Situation des réfugiés au Sahel : une crise sans précédent
Banque Mondiale, 29 Nov 2017
LES POINTS MARQUANTS
Le Sahel est confronté à des déplacements forcés sans précédent dont l’ampleur et la complexité laissent souvent les pays hôtes impuissants.
Le dernier guichet de l’Association internationale de développement (IDA18) propose une nouvelle approche globale, axée sur le développement, pour faire face à cette crise et compléter l’action humanitaire.
La sixième édition du Bilan économique, qui aborde des questions de développement clés au Tchad, en Guinée, au Mali et au Niger, explique la nature multidimensionnelle de cette crise, pointe du doigt l’insuffisance des politiques publiques et formule des recommandations.
N’DJAMENA, le 29 novembre 2017 – À Gondjé, comme dans de plus en plus d’endroits à l’est du Tchad, les tentes provisoires de l’ONU, qui s’étendent à perte de vue, font partie du paysage depuis bien longtemps et resteront probablement là si rien n’est fait pour aider les pays du Sahel à faire face à l’afflux massif de réfugiés.

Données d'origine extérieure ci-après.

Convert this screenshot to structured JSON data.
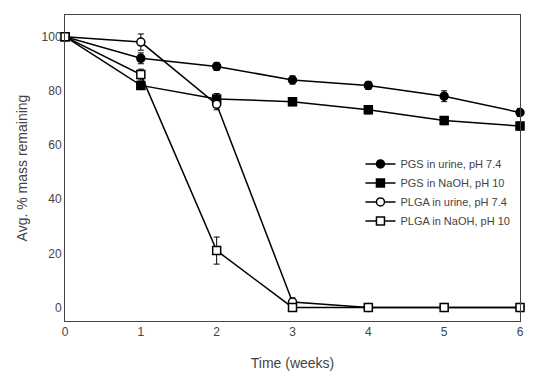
{
  "chart_data": {
    "type": "line",
    "xlabel": "Time (weeks)",
    "ylabel": "Avg. % mass remaining",
    "x": [
      0,
      1,
      2,
      3,
      4,
      5,
      6
    ],
    "series": [
      {
        "name": "PGS in urine, pH 7.4",
        "color": "#000000",
        "marker": "circle",
        "line_style": "solid",
        "values": [
          100,
          92,
          89,
          84,
          82,
          78,
          72
        ],
        "errors": [
          0,
          2,
          1.5,
          1.5,
          1.5,
          2,
          1.5
        ]
      },
      {
        "name": "PGS in NaOH, pH 10",
        "color": "#000000",
        "marker": "square",
        "line_style": "solid",
        "values": [
          100,
          82,
          77,
          76,
          73,
          69,
          67
        ],
        "errors": [
          0,
          1.5,
          2,
          1.5,
          1.5,
          1.5,
          1.5
        ]
      },
      {
        "name": "PLGA in urine, pH 7.4",
        "color": "#000000",
        "marker": "circle-open",
        "line_style": "solid",
        "values": [
          100,
          98,
          75,
          2,
          0,
          0,
          0
        ],
        "errors": [
          0,
          3,
          2,
          1.5,
          0,
          0,
          0
        ]
      },
      {
        "name": "PLGA in NaOH, pH 10",
        "color": "#000000",
        "marker": "square-open",
        "line_style": "solid",
        "values": [
          100,
          86,
          21,
          0,
          0,
          0,
          0
        ],
        "errors": [
          0,
          2,
          5,
          0,
          0,
          0,
          0
        ]
      }
    ],
    "xlim": [
      0,
      6
    ],
    "ylim": [
      -5,
      108
    ],
    "xticks": [
      0,
      1,
      2,
      3,
      4,
      5,
      6
    ],
    "yticks": [
      0,
      20,
      40,
      60,
      80,
      100
    ],
    "grid": false,
    "legend": "right"
  }
}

Selon la dernière édition du Bilan économique, publication semestrielle de la Banque mondiale consacrée aux questions clés de développement au Tchad, en Guinée, au Mali et au Niger, la question des déplacements forcés constituent un nouveau défi de développement dans la région, en particulier autour du bassin du lac Tchad. Dans cette région déjà fragile et pauvre, la présence de réfugiés n’est pas nouvelle mais l’ampleur et la complexité dramatiques de la crise actuelle, représentent un défi humanitaire et de développement sans précédent pour ces pays hôtes.

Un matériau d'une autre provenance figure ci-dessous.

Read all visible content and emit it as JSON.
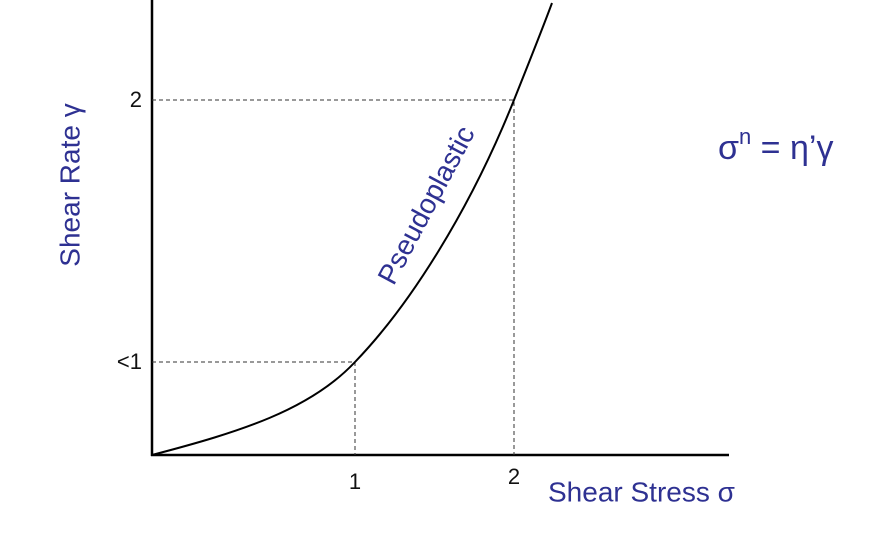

Intitulée « Réfugiés : le visage humain d’une crise régionale », cette quatrième édition du Bilan économique – qui distingue les personnes déplacées de force des migrants économiques – explique la nature multidimensionnelle des crises des réfugiés au Sahel. Elle décrit les conséquences lourdes de l’accueil de réfugiés pour le Tchad et le Niger et pour les communautés hôtes, dans un contexte de dégradation du tissu social et des conditions de vie. Une situation extrêmement complexe pour les pouvoirs publics, les communautés et les organisations humanitaires, dont les interventions peinent à faire face à l’ampleur de la crise.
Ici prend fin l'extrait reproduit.